Table 4. Real and Theoretical Side Effects of GH treatment
|
Side effects |
Comment |
|---|---|
|
Slipped capital femoral epiphysis (SCFE) |
Unclear whether GH causes SCFE or if it is a result of diathesis and rapid growth, induced by the GH. Should be evaluated at each visit for knee or hip pain/limp |
|
Pseudotumor cerebri |
The mechanism is unclear, but it may be a result of GH induced salt and water retention within the CNS. Complaints of headache, nausea, dizziness, ataxia, or visual changes should be evaluated immediately |
|
Leukemia |
Numerous large studies have not shown any association between rhGH and leukemia in children without predisposing conditions(7,11) |
|
Insulin resistance |
Patients with a limited insulin reserve may develop glucose intolerance. HbA1c should be monitored |
|
Recurrence risk of CNS tumors |
Extensive studies did not support this possible side effect(12,13) |
|
Hypothyroidism |
Almost 25 % of children may develop declines in serum T4 levels, generally reflecting enhanced conversion of T4 to T3, rather than outright hypothyroidism |
|
Transient gynecomastia |
These are attributed to anabolic and metabolic effects of GH |
|
Scoliosis |
Follow for progression and refer as appropriate |
|
Sleep apnea/sleep disturbance |
GH treatment might worsen sleep apnea/sleep disturbance in patients with Prader-Willi Syndrome, especially during a concomitant respiratory infection. |
Recently, rhIGF-1 and rhIGF-1/rhIGFBP-3 became available for the treatment of primary IGF-1 deficiency resulting from abnormalities of the GH molecule (resulting in a bioinactive GH), the GH receptor (known as Laron syndrome) or GH signaling cascade (97). These compounds may be useful for other forms of GH insensitivity syndrome (an umbrella term for the combination of high endogenous GH levels with low IGF1 combined with short stature or other clinical evidence of GH deficiency) but are not yet approved for this indication and at present should only be used for patients unresponsive to rhGH therapy. Studies have shown that rhIGF-1 significantly improves height in children unresponsive to rhGH(98, 99), and clinical trials clearly demonstrated better response to IGF-1 therapy when initiated at an early age (100).

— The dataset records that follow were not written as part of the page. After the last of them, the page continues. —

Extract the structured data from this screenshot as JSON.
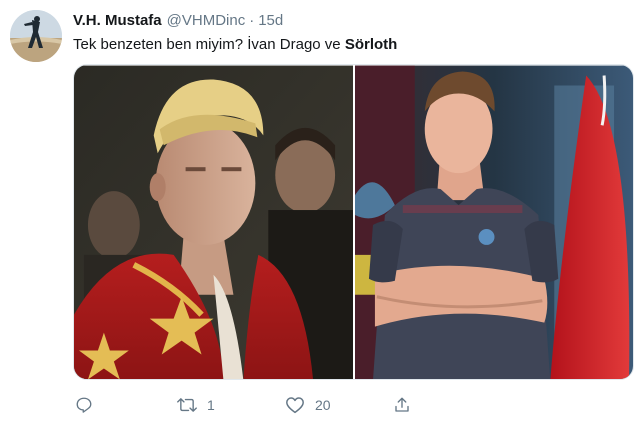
{
  "tweet": {
    "display_name": "V.H. Mustafa",
    "handle": "@VHMDinc",
    "separator": "·",
    "time": "15d",
    "text_prefix": "Tek benzeten ben miyim? İvan Drago ve ",
    "text_bold": "Sörloth"
  },
  "actions": {
    "reply_count": "",
    "retweet_count": "1",
    "like_count": "20"
  },
  "icons": {
    "reply": "reply-icon",
    "retweet": "retweet-icon",
    "like": "heart-icon",
    "share": "share-icon"
  },
  "colors": {
    "text_primary": "#14171a",
    "text_secondary": "#657786",
    "border": "#e1e8ed"
  }
}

The recommended usual dose in children is 100-200 microgram/kg/day (101). The most common side effects of IGF-1 treatment are pain at injection site and headaches which mostly diminishes after first month of treatment (97). Other less common side effects are lipohypertrophy at the injection site, pseudotumor cerebri, facial nerve palsy and hypoglycemia (100). Another effect of IGF-1 treatment is a significant increase in fat mass and BMI (102)—in contradistinction to the lipolytic effect of rhGH treatment. Coarsening of facial feature and increased hair growth are other prominent side effects and most commonly are seen during puberty. Growth of lymphoid tissue is a concern which may require tonsillectomy (97).